The point of this endeavor was to understand how difficult/easy it would be to configure things. As it turns out, the most difficult thing I faced was authentication (SHTTP vs SSH, but that’s a discussion for another time). Creating an account and uploading the project was simple. I was already familiar with using git for local version control and going remote … well, the idea of “pushing” puzzled me for a bit (and navigating the terminology offered by the Eclipse IDE!) but I was able to set things up just fine.
The problem happened when I tried updating the repository. Initially, it looked like Eclipse wouldn’t listen and try pushing the repo without asking me for my credentials, but after a lot of searching, I got it working. The trick was to manually set the repos myself instead of having git auto-configure things.

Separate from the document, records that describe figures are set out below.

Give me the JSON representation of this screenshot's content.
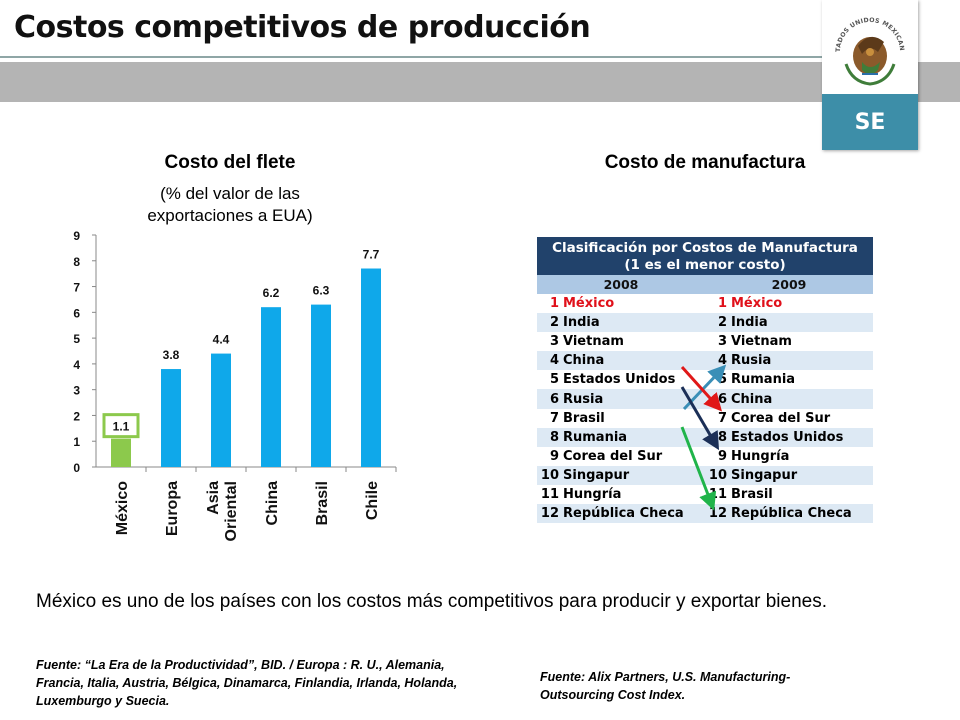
{
  "header": {
    "title": "Costos competitivos de producción",
    "logo_text": "SE",
    "seal_text": "ESTADOS UNIDOS MEXICANOS"
  },
  "freight": {
    "title": "Costo del flete",
    "subtitle_line1": "(% del valor de las",
    "subtitle_line2": "exportaciones a EUA)"
  },
  "manufacturing": {
    "title": "Costo de manufactura",
    "table_title_line1": "Clasificación por Costos de Manufactura",
    "table_title_line2": "(1 es el menor costo)",
    "year_2008": "2008",
    "year_2009": "2009",
    "rows": [
      {
        "r1": "1",
        "c1": "México",
        "r2": "1",
        "c2": "México"
      },
      {
        "r1": "2",
        "c1": "India",
        "r2": "2",
        "c2": "India"
      },
      {
        "r1": "3",
        "c1": "Vietnam",
        "r2": "3",
        "c2": "Vietnam"
      },
      {
        "r1": "4",
        "c1": "China",
        "r2": "4",
        "c2": "Rusia"
      },
      {
        "r1": "5",
        "c1": "Estados Unidos",
        "r2": "5",
        "c2": "Rumania"
      },
      {
        "r1": "6",
        "c1": "Rusia",
        "r2": "6",
        "c2": "China"
      },
      {
        "r1": "7",
        "c1": "Brasil",
        "r2": "7",
        "c2": "Corea del Sur"
      },
      {
        "r1": "8",
        "c1": "Rumania",
        "r2": "8",
        "c2": "Estados Unidos"
      },
      {
        "r1": "9",
        "c1": "Corea del Sur",
        "r2": "9",
        "c2": "Hungría"
      },
      {
        "r1": "10",
        "c1": "Singapur",
        "r2": "10",
        "c2": "Singapur"
      },
      {
        "r1": "11",
        "c1": "Hungría",
        "r2": "11",
        "c2": "Brasil"
      },
      {
        "r1": "12",
        "c1": "República Checa",
        "r2": "12",
        "c2": "República Checa"
      }
    ],
    "arrows": [
      {
        "from_rank_2009": 6,
        "to_rank_2009": 4,
        "color": "#3a8fb7"
      },
      {
        "from_rank_2008": 4,
        "to_rank_2009": 6,
        "color": "#e01818"
      },
      {
        "from_rank_2008": 5,
        "to_rank_2009": 8,
        "color": "#1b2f57"
      },
      {
        "from_rank_2008": 7,
        "to_rank_2009": 11,
        "color": "#20b44a"
      }
    ]
  },
  "chart_data": {
    "type": "bar",
    "categories": [
      "México",
      "Europa",
      "Asia Oriental",
      "China",
      "Brasil",
      "Chile"
    ],
    "values": [
      1.1,
      3.8,
      4.4,
      6.2,
      6.3,
      7.7
    ],
    "value_labels": [
      "1.1",
      "3.8",
      "4.4",
      "6.2",
      "6.3",
      "7.7"
    ],
    "yticks": [
      "0",
      "1",
      "2",
      "3",
      "4",
      "5",
      "6",
      "7",
      "8",
      "9"
    ],
    "ylim": [
      0,
      9
    ],
    "grid": false,
    "colors": {
      "highlight": "#8cc94c",
      "bar": "#0fa8ea",
      "highlight_border": "#8cc94c"
    },
    "highlight_index": 0
  },
  "footer": {
    "summary": "México es uno de los países con los costos más competitivos para producir y exportar bienes.",
    "source_left": "Fuente: “La Era de la Productividad”, BID. / Europa : R. U., Alemania, Francia, Italia, Austria, Bélgica, Dinamarca, Finlandia, Irlanda, Holanda, Luxemburgo y Suecia.",
    "source_right": "Fuente: Alix Partners, U.S. Manufacturing-Outsourcing Cost Index."
  }
}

The next issue was the doxygen bit. How exactly did github organize things? On the main github page, there’s a link to “wiki”. But that didn’t look in any way similar to the static HTML links that were mentioned on rickfoosusa. Then, I found it! Under the “Settings” section, there is something called “GitHub Pages”. After activating it, github created a new branch in my project. What they do is use that as a base for the project’s static HTML documentation.
Now, to fork a project and get some use for this feature!